While there were 15 cases of death in the term diabetes group (10 of them stillbirths), the expected number would be four if the risk equalled that of the background population. Six of these 15 had a gestational age (LMP-based) of 40 weeks or more. A Danish study exploring 25 cases of stillbirth in women with type 1 diabetes in the 1990s found no explanation, or suboptimal glycaemic control as the only explanation, in four out of six stillbirths to term . Decisions by clinicians regarding whether and when to initiate delivery in women with type 1 diabetes are crucial and will always be a central part of the important care along these pregnancies. The National Institute for Health and Clinical Excellence (NICE) guidance recommends that all women with diabetes are offered elective birth after 38 completed weeks (induction of labour or, if indicated, elective Caesarean section) . The ADA states that: ‘an emerging consensus suggests that well-monitored diabetic women achieving excellent glycaemic control without obstetrical complications can await spontaneous labour up to 39–40 weeks gestation’ . In Norway, the national guidelines from 2008 recommend induction of women with pregestational diabetes around 40 weeks if no circumstances indicate earlier delivery or Caesarean section . The current practice is that women with pregestational diabetes are offered labour induction between 38 and 40 completed weeks of pregnancy (T. Henriksen and S. Vangen, personal communication). Our findings support the need for thorough consideration regarding women with type 1 diabetes approaching term, hinting also towards the need to consider both LMP and ultrasound-based term, in women with a discrepancy between the two term dates. We are worried that the pendulum has gone too far in allowing women with type 1 diabetes with otherwise uncomplicated pregnancy to deliver at a high gestational age.
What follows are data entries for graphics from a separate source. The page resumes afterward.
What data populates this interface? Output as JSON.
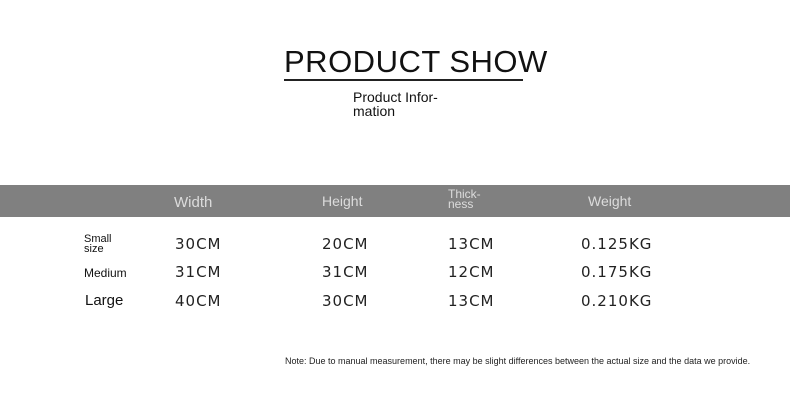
{
  "title": "PRODUCT SHOW",
  "subtitle_line1": "Product Infor-",
  "subtitle_line2": "mation",
  "table": {
    "headers": {
      "width": "Width",
      "height": "Height",
      "thickness_1": "Thick-",
      "thickness_2": "ness",
      "weight": "Weight"
    },
    "rows": [
      {
        "size_1": "Small",
        "size_2": "size",
        "width": "30CM",
        "height": "20CM",
        "thickness": "13CM",
        "weight": "0.125KG"
      },
      {
        "size_1": "Medium",
        "size_2": "",
        "width": "31CM",
        "height": "31CM",
        "thickness": "12CM",
        "weight": "0.175KG"
      },
      {
        "size_1": "Large",
        "size_2": "",
        "width": "40CM",
        "height": "30CM",
        "thickness": "13CM",
        "weight": "0.210KG"
      }
    ]
  },
  "note": "Note: Due to manual measurement, there may be slight differences between the actual size and the data we provide.",
  "colors": {
    "header_bar": "#808080",
    "header_text": "#dcdcdc"
  }
}
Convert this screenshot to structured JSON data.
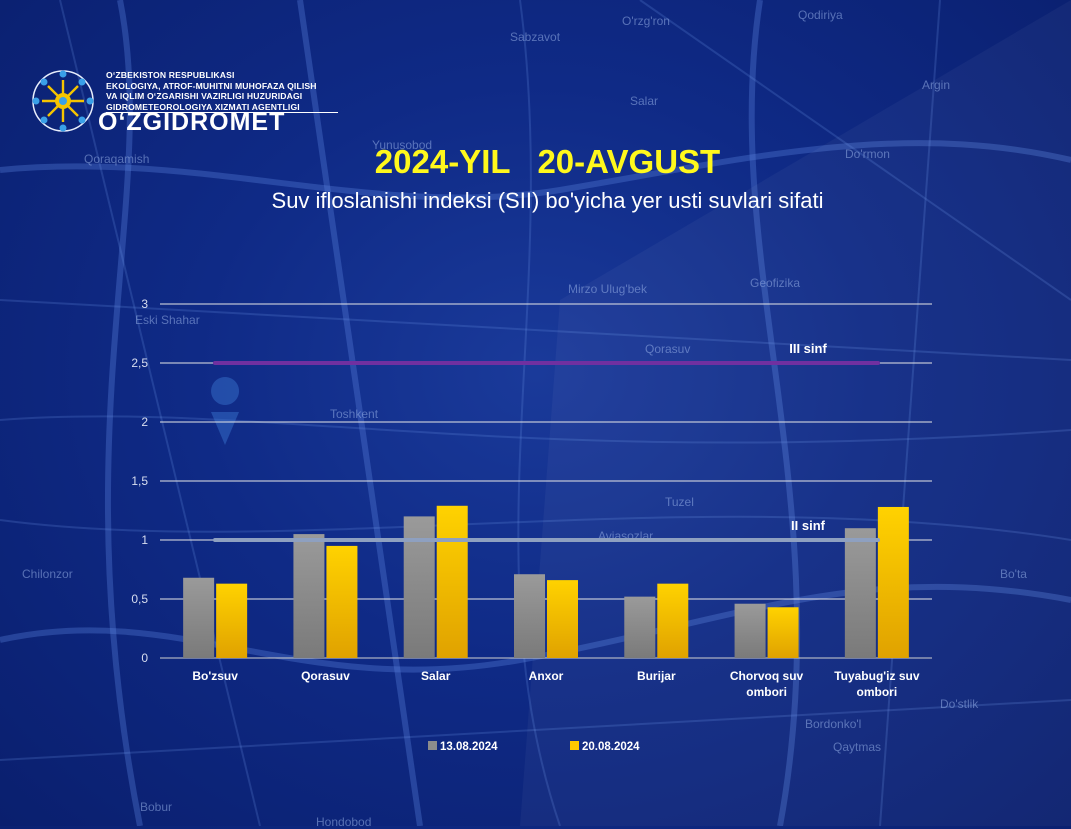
{
  "logo": {
    "lines": [
      "O‘ZBEKISTON RESPUBLIKASI",
      "EKOLOGIYA, ATROF-MUHITNI MUHOFAZA QILISH",
      "VA IQLIM O‘ZGARISHI VAZIRLIGI HUZURIDAGI",
      "GIDROMETEOROLOGIYA XIZMATI AGENTLIGI"
    ],
    "brand": "O‘ZGIDROMET",
    "emblem_icon": "snowflake-sun-emblem-icon"
  },
  "header": {
    "title": "2024-YIL   20-AVGUST",
    "subtitle": "Suv ifloslanishi indeksi (SII) bo'yicha yer usti suvlari sifati"
  },
  "map_labels": [
    "O'rzg'ron",
    "Qodiriya",
    "Sabzavot",
    "Salar",
    "Argin",
    "Qoraqamish",
    "Yunusobod",
    "Do'rmon",
    "Eski Shahar",
    "Mirzo Ulug'bek",
    "Geofizika",
    "Qorasuv",
    "Toshkent",
    "Tuzel",
    "Aviasozlar",
    "Chilonzor",
    "Bo'ta",
    "Do'stlik",
    "Bordonko'l",
    "Qaytmas",
    "Bobur",
    "Hondobod"
  ],
  "colors": {
    "background": "#0f2a86",
    "title": "#fff81c",
    "series_1": "#8c8c8c",
    "series_2": "#ffc800",
    "line_iii": "#7030a0",
    "line_ii": "#8ea0c0"
  },
  "chart_data": {
    "type": "bar",
    "title": "Suv ifloslanishi indeksi (SII) bo'yicha yer usti suvlari sifati",
    "categories": [
      "Bo'zsuv",
      "Qorasuv",
      "Salar",
      "Anxor",
      "Burijar",
      "Chorvoq suv\nombori",
      "Tuyabug'iz suv\nombori"
    ],
    "series": [
      {
        "name": "13.08.2024",
        "color": "#8c8c8c",
        "values": [
          0.68,
          1.05,
          1.2,
          0.71,
          0.52,
          0.46,
          1.1
        ]
      },
      {
        "name": "20.08.2024",
        "color": "#ffc800",
        "values": [
          0.63,
          0.95,
          1.29,
          0.66,
          0.63,
          0.43,
          1.28
        ]
      }
    ],
    "ylim": [
      0,
      3
    ],
    "yticks": [
      0,
      0.5,
      1,
      1.5,
      2,
      2.5,
      3
    ],
    "ytick_labels": [
      "0",
      "0,5",
      "1",
      "1,5",
      "2",
      "2,5",
      "3"
    ],
    "grid": true,
    "legend_position": "bottom",
    "reference_lines": [
      {
        "label": "III sinf",
        "value": 2.5,
        "color": "#7030a0"
      },
      {
        "label": "II sinf",
        "value": 1.0,
        "color": "#8ea0c0"
      }
    ]
  }
}
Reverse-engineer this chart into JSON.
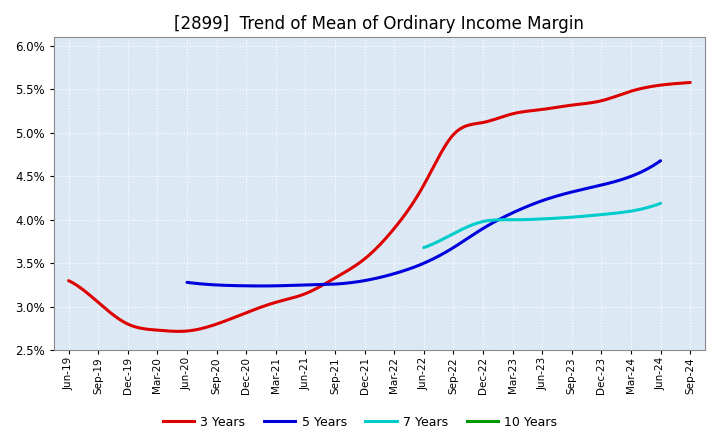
{
  "title": "[2899]  Trend of Mean of Ordinary Income Margin",
  "title_fontsize": 12,
  "background_color": "#ffffff",
  "plot_bg_color": "#dce9f5",
  "grid_color": "#ffffff",
  "ylim": [
    0.025,
    0.061
  ],
  "yticks": [
    0.025,
    0.03,
    0.035,
    0.04,
    0.045,
    0.05,
    0.055,
    0.06
  ],
  "x_labels": [
    "Jun-19",
    "Sep-19",
    "Dec-19",
    "Mar-20",
    "Jun-20",
    "Sep-20",
    "Dec-20",
    "Mar-21",
    "Jun-21",
    "Sep-21",
    "Dec-21",
    "Mar-22",
    "Jun-22",
    "Sep-22",
    "Dec-22",
    "Mar-23",
    "Jun-23",
    "Sep-23",
    "Dec-23",
    "Mar-24",
    "Jun-24",
    "Sep-24"
  ],
  "series": {
    "3 Years": {
      "color": "#dd0000",
      "linewidth": 2.2,
      "values": [
        3.3,
        3.05,
        2.8,
        2.73,
        2.72,
        2.8,
        2.93,
        3.05,
        3.15,
        3.33,
        3.55,
        3.9,
        4.4,
        4.98,
        5.12,
        5.22,
        5.27,
        5.32,
        5.37,
        5.48,
        5.55,
        5.58
      ]
    },
    "5 Years": {
      "color": "#0000dd",
      "linewidth": 2.2,
      "values": [
        null,
        null,
        null,
        null,
        3.28,
        3.25,
        3.24,
        3.24,
        3.25,
        3.26,
        3.3,
        3.38,
        3.5,
        3.68,
        3.9,
        4.08,
        4.22,
        4.32,
        4.4,
        4.5,
        4.68,
        null
      ]
    },
    "7 Years": {
      "color": "#00cccc",
      "linewidth": 2.2,
      "values": [
        null,
        null,
        null,
        null,
        null,
        null,
        null,
        null,
        null,
        null,
        null,
        null,
        3.68,
        3.84,
        3.98,
        4.0,
        4.01,
        4.03,
        4.06,
        4.1,
        4.19,
        null
      ]
    },
    "10 Years": {
      "color": "#009900",
      "linewidth": 2.2,
      "values": [
        null,
        null,
        null,
        null,
        null,
        null,
        null,
        null,
        null,
        null,
        null,
        null,
        null,
        null,
        null,
        null,
        null,
        null,
        null,
        null,
        null,
        null
      ]
    }
  },
  "legend_entries": [
    "3 Years",
    "5 Years",
    "7 Years",
    "10 Years"
  ],
  "legend_colors": [
    "#dd0000",
    "#0000dd",
    "#00cccc",
    "#009900"
  ]
}
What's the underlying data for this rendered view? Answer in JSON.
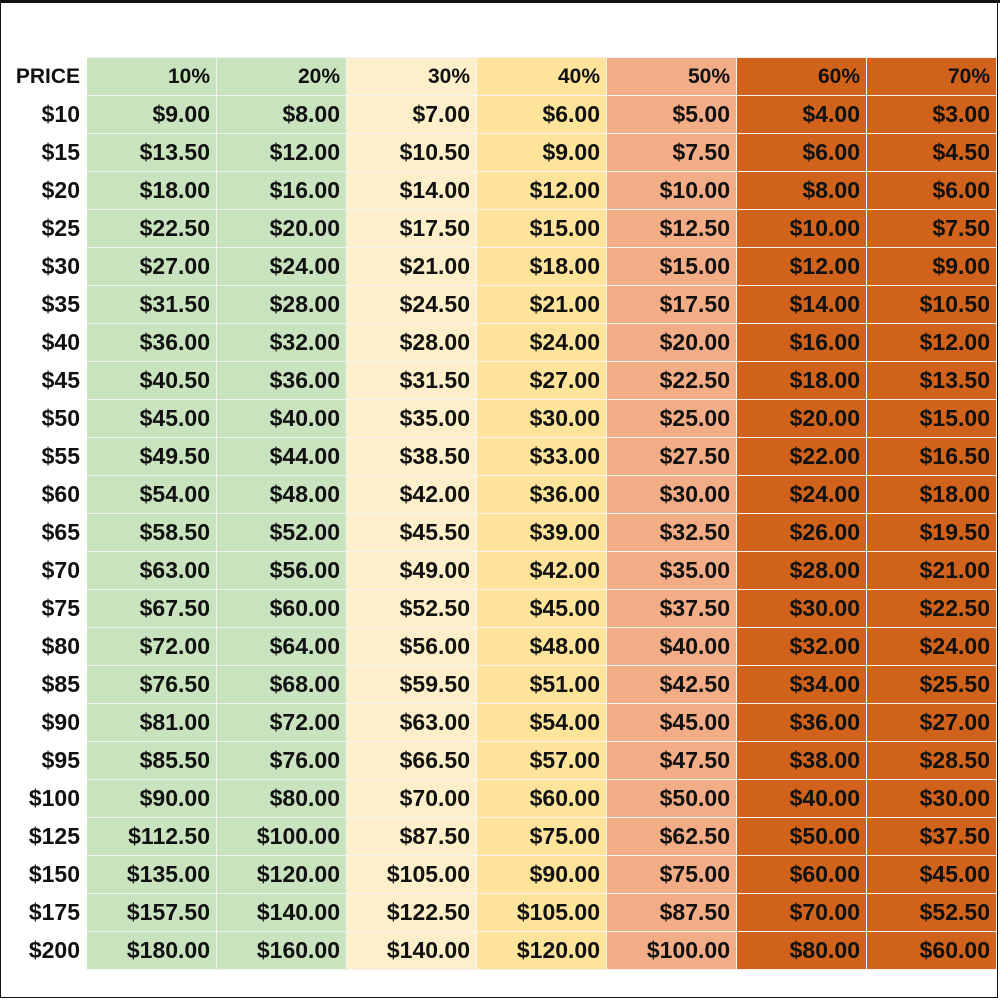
{
  "table": {
    "header_label": "PRICE",
    "column_colors": [
      "#c8e3be",
      "#c8e3be",
      "#fdefc9",
      "#fde49a",
      "#f3ad86",
      "#d0621b",
      "#d0621b"
    ],
    "columns": [
      "10%",
      "20%",
      "30%",
      "40%",
      "50%",
      "60%",
      "70%"
    ],
    "rows": [
      {
        "price": "$10",
        "values": [
          "$9.00",
          "$8.00",
          "$7.00",
          "$6.00",
          "$5.00",
          "$4.00",
          "$3.00"
        ]
      },
      {
        "price": "$15",
        "values": [
          "$13.50",
          "$12.00",
          "$10.50",
          "$9.00",
          "$7.50",
          "$6.00",
          "$4.50"
        ]
      },
      {
        "price": "$20",
        "values": [
          "$18.00",
          "$16.00",
          "$14.00",
          "$12.00",
          "$10.00",
          "$8.00",
          "$6.00"
        ]
      },
      {
        "price": "$25",
        "values": [
          "$22.50",
          "$20.00",
          "$17.50",
          "$15.00",
          "$12.50",
          "$10.00",
          "$7.50"
        ]
      },
      {
        "price": "$30",
        "values": [
          "$27.00",
          "$24.00",
          "$21.00",
          "$18.00",
          "$15.00",
          "$12.00",
          "$9.00"
        ]
      },
      {
        "price": "$35",
        "values": [
          "$31.50",
          "$28.00",
          "$24.50",
          "$21.00",
          "$17.50",
          "$14.00",
          "$10.50"
        ]
      },
      {
        "price": "$40",
        "values": [
          "$36.00",
          "$32.00",
          "$28.00",
          "$24.00",
          "$20.00",
          "$16.00",
          "$12.00"
        ]
      },
      {
        "price": "$45",
        "values": [
          "$40.50",
          "$36.00",
          "$31.50",
          "$27.00",
          "$22.50",
          "$18.00",
          "$13.50"
        ]
      },
      {
        "price": "$50",
        "values": [
          "$45.00",
          "$40.00",
          "$35.00",
          "$30.00",
          "$25.00",
          "$20.00",
          "$15.00"
        ]
      },
      {
        "price": "$55",
        "values": [
          "$49.50",
          "$44.00",
          "$38.50",
          "$33.00",
          "$27.50",
          "$22.00",
          "$16.50"
        ]
      },
      {
        "price": "$60",
        "values": [
          "$54.00",
          "$48.00",
          "$42.00",
          "$36.00",
          "$30.00",
          "$24.00",
          "$18.00"
        ]
      },
      {
        "price": "$65",
        "values": [
          "$58.50",
          "$52.00",
          "$45.50",
          "$39.00",
          "$32.50",
          "$26.00",
          "$19.50"
        ]
      },
      {
        "price": "$70",
        "values": [
          "$63.00",
          "$56.00",
          "$49.00",
          "$42.00",
          "$35.00",
          "$28.00",
          "$21.00"
        ]
      },
      {
        "price": "$75",
        "values": [
          "$67.50",
          "$60.00",
          "$52.50",
          "$45.00",
          "$37.50",
          "$30.00",
          "$22.50"
        ]
      },
      {
        "price": "$80",
        "values": [
          "$72.00",
          "$64.00",
          "$56.00",
          "$48.00",
          "$40.00",
          "$32.00",
          "$24.00"
        ]
      },
      {
        "price": "$85",
        "values": [
          "$76.50",
          "$68.00",
          "$59.50",
          "$51.00",
          "$42.50",
          "$34.00",
          "$25.50"
        ]
      },
      {
        "price": "$90",
        "values": [
          "$81.00",
          "$72.00",
          "$63.00",
          "$54.00",
          "$45.00",
          "$36.00",
          "$27.00"
        ]
      },
      {
        "price": "$95",
        "values": [
          "$85.50",
          "$76.00",
          "$66.50",
          "$57.00",
          "$47.50",
          "$38.00",
          "$28.50"
        ]
      },
      {
        "price": "$100",
        "values": [
          "$90.00",
          "$80.00",
          "$70.00",
          "$60.00",
          "$50.00",
          "$40.00",
          "$30.00"
        ]
      },
      {
        "price": "$125",
        "values": [
          "$112.50",
          "$100.00",
          "$87.50",
          "$75.00",
          "$62.50",
          "$50.00",
          "$37.50"
        ]
      },
      {
        "price": "$150",
        "values": [
          "$135.00",
          "$120.00",
          "$105.00",
          "$90.00",
          "$75.00",
          "$60.00",
          "$45.00"
        ]
      },
      {
        "price": "$175",
        "values": [
          "$157.50",
          "$140.00",
          "$122.50",
          "$105.00",
          "$87.50",
          "$70.00",
          "$52.50"
        ]
      },
      {
        "price": "$200",
        "values": [
          "$180.00",
          "$160.00",
          "$140.00",
          "$120.00",
          "$100.00",
          "$80.00",
          "$60.00"
        ]
      }
    ]
  }
}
In conclusion, the three- to fourfold increased risk of stillbirth and perinatal death in women with type 1 diabetes represents a major challenge. Our novel finding that the excess risk was confined to term births is noteworthy. We believe there is a potential for better outcome by further improvement of care and optimised metabolic control for these women.
The study was supported by research grants from the South-Eastern Norway Regional Health Authority, Oslo Diabetes Research Centre, and the Norwegian Research Council (for initiation of the study).
LCS and GJ were responsible for conception and design; IE and LCS were responsible for data analysis; IE, LCS and SV drafted the manuscript; all authors were involved in data interpretation, revised the manuscript for important intellectual content and gave final approval of the manuscript.
Duality of interest
The authors declare that there is no duality of interest associated with this manuscript.